The medical-pharmacy offerings that may differentiate UnitedHealth’s PBM from Express Scripts and CVS Health could allow for unique approaches to manufacturer contracting. Catamaran and Cigna were late-movers in the HCV deals struck earlier in 2015, but were the first managed care organizations to agree to outcomes-based contracts in this space. Specifics of these deals are not public, but it is expected that the level of Gilead’s discounts will be determined by the outcomes achieved by the plans’ members. Christopher Bradbury, VP of integrated clinical and specialty drug solutions for Cigna, describes this as “an innovative outcomes incentive alignment based on HARVONI achieving sustained virologic response (SVR) results across Cigna’s customer population.” Furthermore, he highlights that “Cigna’s pharmacy benefit is integrated with our medical benefit, enabling us to work with doctors to evaluate cure rates.” Arrangements such as this may be possible at an even greater scale under the banner of UnitedHealth.
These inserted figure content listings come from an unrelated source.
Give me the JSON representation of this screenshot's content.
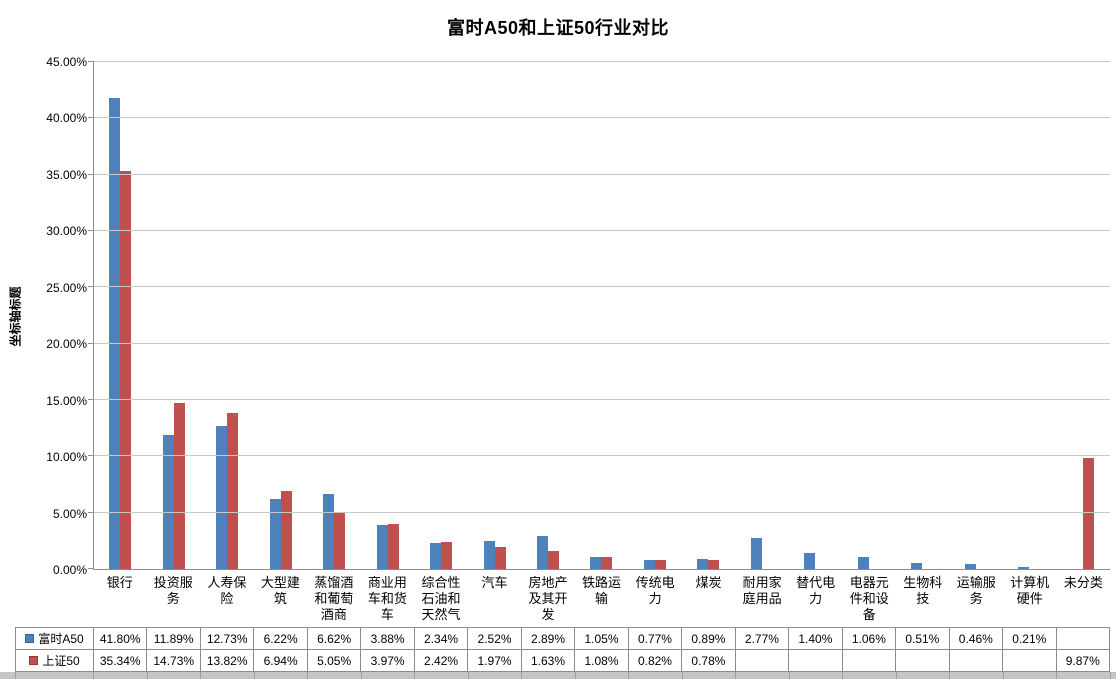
{
  "chart_data": {
    "type": "bar",
    "title": "富时A50和上证50行业对比",
    "y_axis_title": "坐标轴标题",
    "ylim": [
      0,
      45
    ],
    "y_tick_step": 5,
    "y_tick_suffix": "%",
    "grid": true,
    "legend_position": "left-of-data-table",
    "categories": [
      "银行",
      "投资服务",
      "人寿保险",
      "大型建筑",
      "蒸馏酒和葡萄酒商",
      "商业用车和货车",
      "综合性石油和天然气",
      "汽车",
      "房地产及其开发",
      "铁路运输",
      "传统电力",
      "煤炭",
      "耐用家庭用品",
      "替代电力",
      "电器元件和设备",
      "生物科技",
      "运输服务",
      "计算机硬件",
      "未分类"
    ],
    "series": [
      {
        "name": "富时A50",
        "color": "#4F81BD",
        "swatch_border": "#3a6090",
        "values": [
          41.8,
          11.89,
          12.73,
          6.22,
          6.62,
          3.88,
          2.34,
          2.52,
          2.89,
          1.05,
          0.77,
          0.89,
          2.77,
          1.4,
          1.06,
          0.51,
          0.46,
          0.21,
          null
        ],
        "labels": [
          "41.80%",
          "11.89%",
          "12.73%",
          "6.22%",
          "6.62%",
          "3.88%",
          "2.34%",
          "2.52%",
          "2.89%",
          "1.05%",
          "0.77%",
          "0.89%",
          "2.77%",
          "1.40%",
          "1.06%",
          "0.51%",
          "0.46%",
          "0.21%",
          ""
        ]
      },
      {
        "name": "上证50",
        "color": "#C0504D",
        "swatch_border": "#8e3a38",
        "values": [
          35.34,
          14.73,
          13.82,
          6.94,
          5.05,
          3.97,
          2.42,
          1.97,
          1.63,
          1.08,
          0.82,
          0.78,
          null,
          null,
          null,
          null,
          null,
          null,
          9.87
        ],
        "labels": [
          "35.34%",
          "14.73%",
          "13.82%",
          "6.94%",
          "5.05%",
          "3.97%",
          "2.42%",
          "1.97%",
          "1.63%",
          "1.08%",
          "0.82%",
          "0.78%",
          "",
          "",
          "",
          "",
          "",
          "",
          "9.87%"
        ]
      }
    ]
  }
}
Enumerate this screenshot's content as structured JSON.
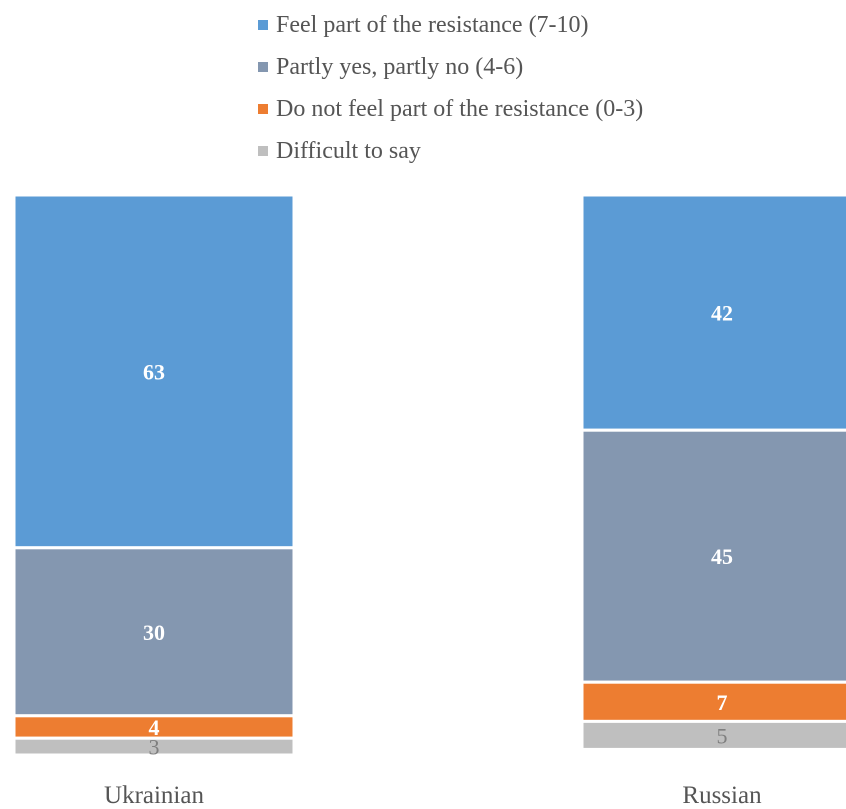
{
  "chart_data": {
    "type": "bar",
    "stacked": true,
    "categories": [
      "Ukrainian",
      "Russian"
    ],
    "series": [
      {
        "name": "Feel part of the resistance (7-10)",
        "values": [
          63,
          42
        ],
        "color": "#5b9bd5"
      },
      {
        "name": "Partly yes, partly no (4-6)",
        "values": [
          30,
          45
        ],
        "color": "#8497b0"
      },
      {
        "name": "Do not feel part of the resistance (0-3)",
        "values": [
          4,
          7
        ],
        "color": "#ed7d31"
      },
      {
        "name": "Difficult to say",
        "values": [
          3,
          5
        ],
        "color": "#bfbfbf"
      }
    ],
    "title": "",
    "xlabel": "",
    "ylabel": "",
    "ylim": [
      0,
      100
    ],
    "legend_position": "top",
    "grid": false
  }
}
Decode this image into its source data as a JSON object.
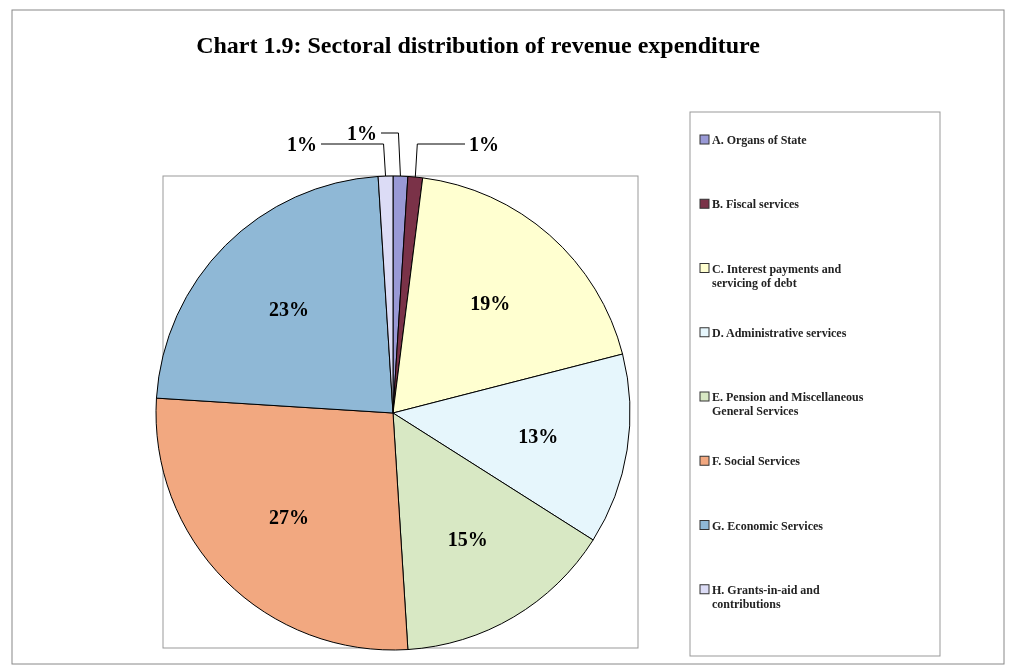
{
  "chart_data": {
    "type": "pie",
    "title": "Chart 1.9: Sectoral distribution of revenue expenditure",
    "categories": [
      "A. Organs of State",
      "B. Fiscal services",
      "C. Interest payments and servicing of debt",
      "D. Administrative services",
      "E. Pension and Miscellaneous General Services",
      "F. Social Services",
      "G. Economic Services",
      "H. Grants-in-aid and contributions"
    ],
    "values": [
      1,
      1,
      19,
      13,
      15,
      27,
      23,
      1
    ],
    "colors": [
      "#9999d6",
      "#7a3248",
      "#ffffd0",
      "#e6f6fc",
      "#d8e8c4",
      "#f2a880",
      "#8fb8d6",
      "#dcdcf6"
    ],
    "value_labels": [
      "1%",
      "1%",
      "19%",
      "13%",
      "15%",
      "27%",
      "23%",
      "1%"
    ],
    "legend": "right"
  }
}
There are several hurdles that the new OptumRx faces in the short term, such as consolidating accounts under a single platform and determining the future of Catamaran’s relationship with Cigna (which accounts for one-third of its revenue), but there are clear strengths of this acquisition. Pharmaceutical manufacturers now have a third major PBM to engage, one that seeks to differentiate itself through its technology platform, its vast array of health data, and expansive medical / care management integration. Optum CEO Larry Renfro stated the goal to Catamaran employees very clearly: “We expect to negotiate for lower prices and offer lower costs to our customers.” This is not a new stance from a major PBM following an acquisition, but in light of recent activity in HCV it must be highlighted that increased negotiating power requires both scale and centralized decision making. The wide array of medical and pharmacy services tied to the new OptumRx may place this PBM in a unique position to make demands of pharmaceutical manufacturers as the next generation of specialty therapies and biosimilars come to market.